Enquanto as primeiras duas partes permitiram obter as bases fundamentais para a análise, é finalmente na terceira parte que se encara verdadeiramente a questão principal da tese, a evolução da política externa. Uma vez criada uma base de referência e de comparação, e demonstrado o peso e a importância do pré-sal, foi finalmente possível ligar as descobertas do pré-sal à política externa e estudar como uma influenciou a outra. O primeiro elemento notado é um aumento da força brasileira: o pré-sal justifica e incentiva o investimento militar, favorecendo um maior uso do hard-power na política externa brasileira. A força, no entanto, permanece pouco presente no discurso, que é sempre orientado para o pacifismo e a
cooperação. O pré-sal conduz a política de defesa a se focar sempre mais no mar, dando grande importância ao conceito de Amazônia Azul e às capacidades da marinha. Este reforço militar, e em particular na capacidade de projeção e proteção marítima do Brasil vem, como se viu no segundo capítulo, dar crédito às ambições de liderança global do país. Este elemento, juntamente com o forte empenho do Brasil na ONU permitem relançar a ideia de uma reforma do Conselho de Segurança e da participação brasileira enquanto membro permanente do CSNU, que seria uma consegração da capacidade de liderança global do país. Nas suas relações bilaterais e multilaterais, foi revelado que o pré-sal abriu para o Brasil novas possibilidades, aproveitadas ou não conforme o seu interesse para os objetivos de política externa do Brasil. O país mudou, também, o seu enfoque relativamente a parceiros mais tradicionais: a nova capacidade de barganha permitiu ao Brasil ter uma posição mais forte relativamente aos EUA, enquanto as relações com a América Latina evoluem para uma menor integração.

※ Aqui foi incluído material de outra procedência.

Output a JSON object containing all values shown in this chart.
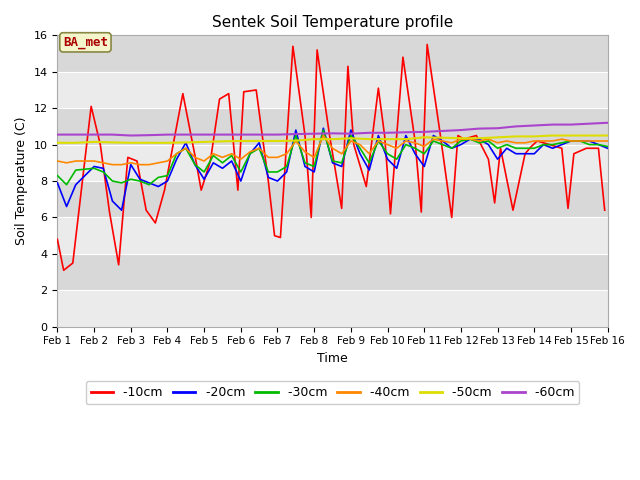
{
  "title": "Sentek Soil Temperature profile",
  "xlabel": "Time",
  "ylabel": "Soil Temperature (C)",
  "xlim": [
    0,
    15
  ],
  "ylim": [
    0,
    16
  ],
  "yticks": [
    0,
    2,
    4,
    6,
    8,
    10,
    12,
    14,
    16
  ],
  "xtick_labels": [
    "Feb 1",
    "Feb 2",
    "Feb 3",
    "Feb 4",
    "Feb 5",
    "Feb 6",
    "Feb 7",
    "Feb 8",
    "Feb 9",
    "Feb 10",
    "Feb 11",
    "Feb 12",
    "Feb 13",
    "Feb 14",
    "Feb 15",
    "Feb 16"
  ],
  "plot_bg_light": "#ebebeb",
  "plot_bg_dark": "#d8d8d8",
  "fig_bg": "#ffffff",
  "annotation_text": "BA_met",
  "annotation_color": "#aa0000",
  "annotation_bg": "#f5f5cc",
  "annotation_edge": "#888844",
  "series": {
    "-10cm": {
      "color": "#ff0000",
      "lw": 1.2,
      "x": [
        0.0,
        0.17,
        0.42,
        0.92,
        1.17,
        1.42,
        1.67,
        1.92,
        2.17,
        2.42,
        2.67,
        2.92,
        3.08,
        3.42,
        3.75,
        3.92,
        4.17,
        4.42,
        4.67,
        4.92,
        5.08,
        5.42,
        5.75,
        5.92,
        6.08,
        6.42,
        6.75,
        6.92,
        7.08,
        7.42,
        7.75,
        7.92,
        8.08,
        8.42,
        8.75,
        8.92,
        9.08,
        9.42,
        9.75,
        9.92,
        10.08,
        10.42,
        10.75,
        10.92,
        11.08,
        11.42,
        11.75,
        11.92,
        12.08,
        12.42,
        12.75,
        12.92,
        13.08,
        13.42,
        13.75,
        13.92,
        14.08,
        14.42,
        14.75,
        14.92
      ],
      "y": [
        4.8,
        3.1,
        3.5,
        12.1,
        10.0,
        6.3,
        3.4,
        9.3,
        9.1,
        6.4,
        5.7,
        7.5,
        9.2,
        12.8,
        9.4,
        7.5,
        9.1,
        12.5,
        12.8,
        7.5,
        12.9,
        13.0,
        8.0,
        5.0,
        4.9,
        15.4,
        10.5,
        6.0,
        15.2,
        10.5,
        6.5,
        14.3,
        10.0,
        7.7,
        13.1,
        10.5,
        6.2,
        14.8,
        10.2,
        6.3,
        15.5,
        10.8,
        6.0,
        10.5,
        10.3,
        10.5,
        9.2,
        6.8,
        9.8,
        6.4,
        9.5,
        9.9,
        10.2,
        10.0,
        9.8,
        6.5,
        9.5,
        9.8,
        9.8,
        6.4
      ]
    },
    "-20cm": {
      "color": "#0000ff",
      "lw": 1.2,
      "x": [
        0.0,
        0.25,
        0.5,
        1.0,
        1.25,
        1.5,
        1.75,
        2.0,
        2.25,
        2.5,
        2.75,
        3.0,
        3.25,
        3.5,
        3.75,
        4.0,
        4.25,
        4.5,
        4.75,
        5.0,
        5.25,
        5.5,
        5.75,
        6.0,
        6.25,
        6.5,
        6.75,
        7.0,
        7.25,
        7.5,
        7.75,
        8.0,
        8.25,
        8.5,
        8.75,
        9.0,
        9.25,
        9.5,
        9.75,
        10.0,
        10.25,
        10.5,
        10.75,
        11.0,
        11.25,
        11.5,
        11.75,
        12.0,
        12.25,
        12.5,
        12.75,
        13.0,
        13.25,
        13.5,
        13.75,
        14.0,
        14.25,
        14.5,
        14.75,
        15.0
      ],
      "y": [
        7.9,
        6.6,
        7.8,
        8.8,
        8.7,
        6.9,
        6.4,
        8.9,
        8.1,
        7.9,
        7.7,
        8.0,
        9.2,
        10.1,
        8.9,
        8.1,
        9.0,
        8.7,
        9.1,
        8.0,
        9.5,
        10.1,
        8.2,
        8.0,
        8.5,
        10.8,
        8.8,
        8.5,
        10.9,
        9.0,
        8.8,
        10.8,
        9.5,
        8.6,
        10.5,
        9.2,
        8.7,
        10.5,
        9.5,
        8.8,
        10.5,
        10.2,
        9.8,
        10.0,
        10.3,
        10.3,
        10.0,
        9.2,
        9.8,
        9.5,
        9.5,
        9.5,
        10.0,
        9.8,
        10.0,
        10.2,
        10.2,
        10.2,
        10.0,
        9.8
      ]
    },
    "-30cm": {
      "color": "#00bb00",
      "lw": 1.2,
      "x": [
        0.0,
        0.25,
        0.5,
        1.0,
        1.25,
        1.5,
        1.75,
        2.0,
        2.25,
        2.5,
        2.75,
        3.0,
        3.25,
        3.5,
        3.75,
        4.0,
        4.25,
        4.5,
        4.75,
        5.0,
        5.25,
        5.5,
        5.75,
        6.0,
        6.25,
        6.5,
        6.75,
        7.0,
        7.25,
        7.5,
        7.75,
        8.0,
        8.25,
        8.5,
        8.75,
        9.0,
        9.25,
        9.5,
        9.75,
        10.0,
        10.25,
        10.5,
        10.75,
        11.0,
        11.25,
        11.5,
        11.75,
        12.0,
        12.25,
        12.5,
        12.75,
        13.0,
        13.25,
        13.5,
        13.75,
        14.0,
        14.25,
        14.5,
        14.75,
        15.0
      ],
      "y": [
        8.3,
        7.8,
        8.6,
        8.7,
        8.5,
        8.0,
        7.9,
        8.1,
        8.0,
        7.8,
        8.2,
        8.3,
        9.5,
        9.8,
        8.9,
        8.5,
        9.4,
        9.0,
        9.4,
        8.5,
        9.5,
        9.8,
        8.5,
        8.5,
        8.8,
        10.5,
        9.0,
        8.8,
        10.8,
        9.1,
        9.0,
        10.5,
        9.8,
        9.0,
        10.2,
        9.5,
        9.2,
        10.0,
        9.8,
        9.5,
        10.2,
        10.0,
        9.8,
        10.2,
        10.3,
        10.1,
        10.2,
        9.8,
        10.0,
        9.8,
        9.8,
        9.8,
        10.0,
        10.0,
        10.1,
        10.2,
        10.2,
        10.0,
        10.0,
        9.9
      ]
    },
    "-40cm": {
      "color": "#ff8800",
      "lw": 1.2,
      "x": [
        0.0,
        0.25,
        0.5,
        1.0,
        1.25,
        1.5,
        1.75,
        2.0,
        2.25,
        2.5,
        2.75,
        3.0,
        3.25,
        3.5,
        3.75,
        4.0,
        4.25,
        4.5,
        4.75,
        5.0,
        5.25,
        5.5,
        5.75,
        6.0,
        6.25,
        6.5,
        6.75,
        7.0,
        7.25,
        7.5,
        7.75,
        8.0,
        8.25,
        8.5,
        8.75,
        9.0,
        9.25,
        9.5,
        9.75,
        10.0,
        10.25,
        10.5,
        10.75,
        11.0,
        11.25,
        11.5,
        11.75,
        12.0,
        12.25,
        12.5,
        12.75,
        13.0,
        13.25,
        13.5,
        13.75,
        14.0,
        14.25,
        14.5,
        14.75,
        15.0
      ],
      "y": [
        9.1,
        9.0,
        9.1,
        9.1,
        9.0,
        8.9,
        8.9,
        9.0,
        8.9,
        8.9,
        9.0,
        9.1,
        9.5,
        9.8,
        9.3,
        9.1,
        9.5,
        9.3,
        9.5,
        9.2,
        9.6,
        9.8,
        9.3,
        9.3,
        9.5,
        10.2,
        9.6,
        9.3,
        10.5,
        9.8,
        9.5,
        10.2,
        10.0,
        9.5,
        10.2,
        10.0,
        9.8,
        10.2,
        10.1,
        9.9,
        10.3,
        10.2,
        10.1,
        10.3,
        10.3,
        10.2,
        10.3,
        10.1,
        10.2,
        10.1,
        10.1,
        10.2,
        10.2,
        10.2,
        10.3,
        10.2,
        10.2,
        10.2,
        10.2,
        10.2
      ]
    },
    "-50cm": {
      "color": "#dddd00",
      "lw": 1.5,
      "x": [
        0.0,
        0.5,
        1.0,
        1.5,
        2.0,
        2.5,
        3.0,
        3.5,
        4.0,
        4.5,
        5.0,
        5.5,
        6.0,
        6.5,
        7.0,
        7.5,
        8.0,
        8.5,
        9.0,
        9.5,
        10.0,
        10.5,
        11.0,
        11.5,
        12.0,
        12.5,
        13.0,
        13.5,
        14.0,
        14.5,
        15.0
      ],
      "y": [
        10.1,
        10.1,
        10.15,
        10.12,
        10.1,
        10.1,
        10.1,
        10.12,
        10.15,
        10.18,
        10.2,
        10.2,
        10.2,
        10.22,
        10.3,
        10.3,
        10.35,
        10.3,
        10.3,
        10.3,
        10.4,
        10.38,
        10.35,
        10.35,
        10.4,
        10.45,
        10.45,
        10.5,
        10.5,
        10.5,
        10.5
      ]
    },
    "-60cm": {
      "color": "#aa44cc",
      "lw": 1.5,
      "x": [
        0.0,
        0.5,
        1.0,
        1.5,
        2.0,
        2.5,
        3.0,
        3.5,
        4.0,
        4.5,
        5.0,
        5.5,
        6.0,
        6.5,
        7.0,
        7.5,
        8.0,
        8.5,
        9.0,
        9.5,
        10.0,
        10.5,
        11.0,
        11.5,
        12.0,
        12.5,
        13.0,
        13.5,
        14.0,
        14.5,
        15.0
      ],
      "y": [
        10.55,
        10.55,
        10.55,
        10.55,
        10.5,
        10.52,
        10.55,
        10.55,
        10.55,
        10.55,
        10.55,
        10.55,
        10.55,
        10.58,
        10.6,
        10.62,
        10.6,
        10.65,
        10.65,
        10.68,
        10.7,
        10.75,
        10.8,
        10.88,
        10.9,
        11.0,
        11.05,
        11.1,
        11.1,
        11.15,
        11.2
      ]
    }
  }
}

O enfoque se desloca para a África, essencial para garantir a segurança do oceano. O capítulo final desta parte e da tese permitiu sumarizar a evolução dos objetivos e instrumentos da política externa brasileira: dos dois objetivos revelados na primeira parte, o desenvolvimento perde enfoque a nível de política externa, mas se reforça a nível interno sendo que o pré-sal proporciona uma importante capacidade para o alcançar internamente. O segundo objetivo, de inserção internacional, ao invés disso, se encontra impulsionado pelo pré-sal através do novo interesse que agrega, e do conceito de Amazônia Azul que intensificou.